When are personal stories and experiences relevant to the success of your business?
Once upon a time, businesses had the same templates on their sites: Who they were, their mission statement, and how they contributed to their communities.
Then came the rise of online businesses: Coaches, VAs, Influencers, and many more.
Suddenly, the template of the standard business plan began to vanish and the navigation bar evolved.
Away went the mission statement.
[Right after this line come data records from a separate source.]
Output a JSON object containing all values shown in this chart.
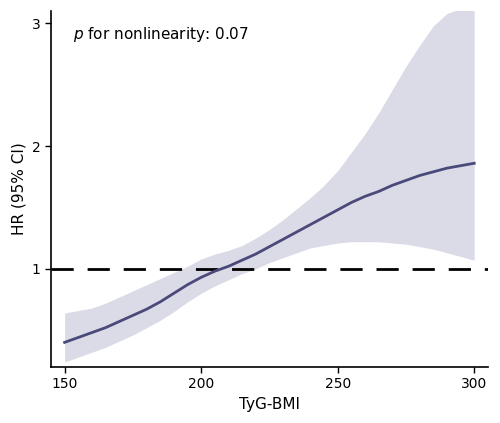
{
  "title": "",
  "xlabel": "TyG-BMI",
  "ylabel": "HR (95% CI)",
  "annotation": "p for nonlinearity: 0.07",
  "xlim": [
    145,
    305
  ],
  "ylim": [
    0.2,
    3.1
  ],
  "xticks": [
    150,
    200,
    250,
    300
  ],
  "yticks": [
    1,
    2,
    3
  ],
  "line_color": "#4a4a7a",
  "ci_color": "#c8c8dc",
  "ci_alpha": 0.65,
  "dashed_y": 1.0,
  "dashed_color": "#000000",
  "curve_x": [
    150,
    155,
    160,
    165,
    170,
    175,
    180,
    185,
    190,
    195,
    200,
    205,
    210,
    215,
    220,
    225,
    230,
    235,
    240,
    245,
    250,
    255,
    260,
    265,
    270,
    275,
    280,
    285,
    290,
    295,
    300
  ],
  "curve_y": [
    0.4,
    0.44,
    0.48,
    0.52,
    0.57,
    0.62,
    0.67,
    0.73,
    0.8,
    0.87,
    0.93,
    0.98,
    1.02,
    1.07,
    1.12,
    1.18,
    1.24,
    1.3,
    1.36,
    1.42,
    1.48,
    1.54,
    1.59,
    1.63,
    1.68,
    1.72,
    1.76,
    1.79,
    1.82,
    1.84,
    1.86
  ],
  "ci_lower": [
    0.24,
    0.28,
    0.32,
    0.36,
    0.41,
    0.46,
    0.52,
    0.58,
    0.65,
    0.73,
    0.8,
    0.86,
    0.91,
    0.96,
    1.0,
    1.05,
    1.09,
    1.13,
    1.17,
    1.19,
    1.21,
    1.22,
    1.22,
    1.22,
    1.21,
    1.2,
    1.18,
    1.16,
    1.13,
    1.1,
    1.07
  ],
  "ci_upper": [
    0.64,
    0.66,
    0.68,
    0.72,
    0.77,
    0.82,
    0.87,
    0.92,
    0.97,
    1.02,
    1.08,
    1.12,
    1.15,
    1.19,
    1.25,
    1.32,
    1.4,
    1.49,
    1.58,
    1.68,
    1.8,
    1.95,
    2.1,
    2.27,
    2.46,
    2.65,
    2.82,
    2.98,
    3.08,
    3.12,
    3.13
  ],
  "line_width": 2.0,
  "label_fontsize": 11,
  "tick_fontsize": 10,
  "annotation_fontsize": 11,
  "background_color": "#ffffff",
  "spine_color": "#000000"
}
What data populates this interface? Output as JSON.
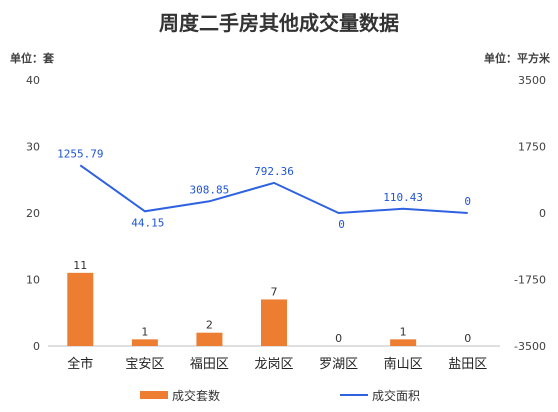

Gone were the corporate headshots of individual staff members and the standard (all smiles) corporate family photo (normally shot from above looking down – can you tell I was in a few of these?)
In came the media kits the size of a small novel, about us pages that tell you the most personal (yet compelling) stories of the individual’s rise, fall, and at last triumph; opt-ins to get weekly details of what’s going on in their lives, online courses and consultations where you can work with them directly, you name it.
With one click, you can learn the entire journey of an individual – where they are from, how they were raised, their failures, what they overcame, what makes them tick, what keeps them motivated and finally – how all of that birthed their business idea.
The problem/question is – do you need to know all of this for the design your graphic logo? Was this information relevant for you to make a customize onesie for a newborn?
There is a time and place for deep personal stories. It is more relevant when your potential client needs you to be able to empathize with their struggles and journeys.
You wouldn’t want a woman with biological kids to be a coach for women suffering from infertility.
Now can she, sure!
Anyone with proper training can be anything they want to be; BUT, a woman going through that struggle may want someone who can relate to her on a personal level – having been in her shoes.
The times are changing and we are on a crowded information highway.
With a quick search, you will find hundreds (if not thousands) of individuals in a particular field SO being able to standard out by telling YOUR story may be the way to go.
As Kim Coles said at a conference I recently attended: “Everyone has a story to tell.”
Your story is what makes it unique to work WITH you. Who you are makes an individual’s experience different.
For me, I am a “Navy Brat” (always hated that term). Having not one but TWO military parents, my work ethic is a direct reflection of growing up in a military household.
Do my clients need to know this? No and it isn’t anywhere on my site (OK well now it is within this blog…but you get the point).
We can all provide the same thing (relationship coach, life coach, business coach, virtual assistant, social media manager) but who we are and how we do it is the story we should be telling (to a certain extent).
Again, do we all need to tell the trials and tribulations we went through to get where we are?
Sorry, but that is just my opinion.
If your role does not require compassion to be a staple in your services – your 8 mile walk to school, up hill both ways, isn’t going to land my business if I need my logo on a polo shirt BUT it will if I need a copywriter who can relate to my target audience.
Side story: During my time working as tech support with a marketing agency, I was on a client call with a financial adviser for widows and the staff copywriter.
During the call, the financial adviser (who was already a little uneasy) was trying to convey the importance of creating a story/scene for the reader to understand the importance of what she was trying to promote.
Unbeknownst to the client and myself – the copywriter’s mother was a widow.
She shared the story with the client to explain she understood the significance of how the message was written, having seen what her own mother went through.
The financial adviser’s tone COMPLETED changed and you could hear the ease as she was so happy the writer could write from a place of experience.
At the end of the day, the choice is yours – it is your business and your website.
Whether you choose to make it personal or keep it professional, your story is yours to tell – so own it, tell it, and be proud of it!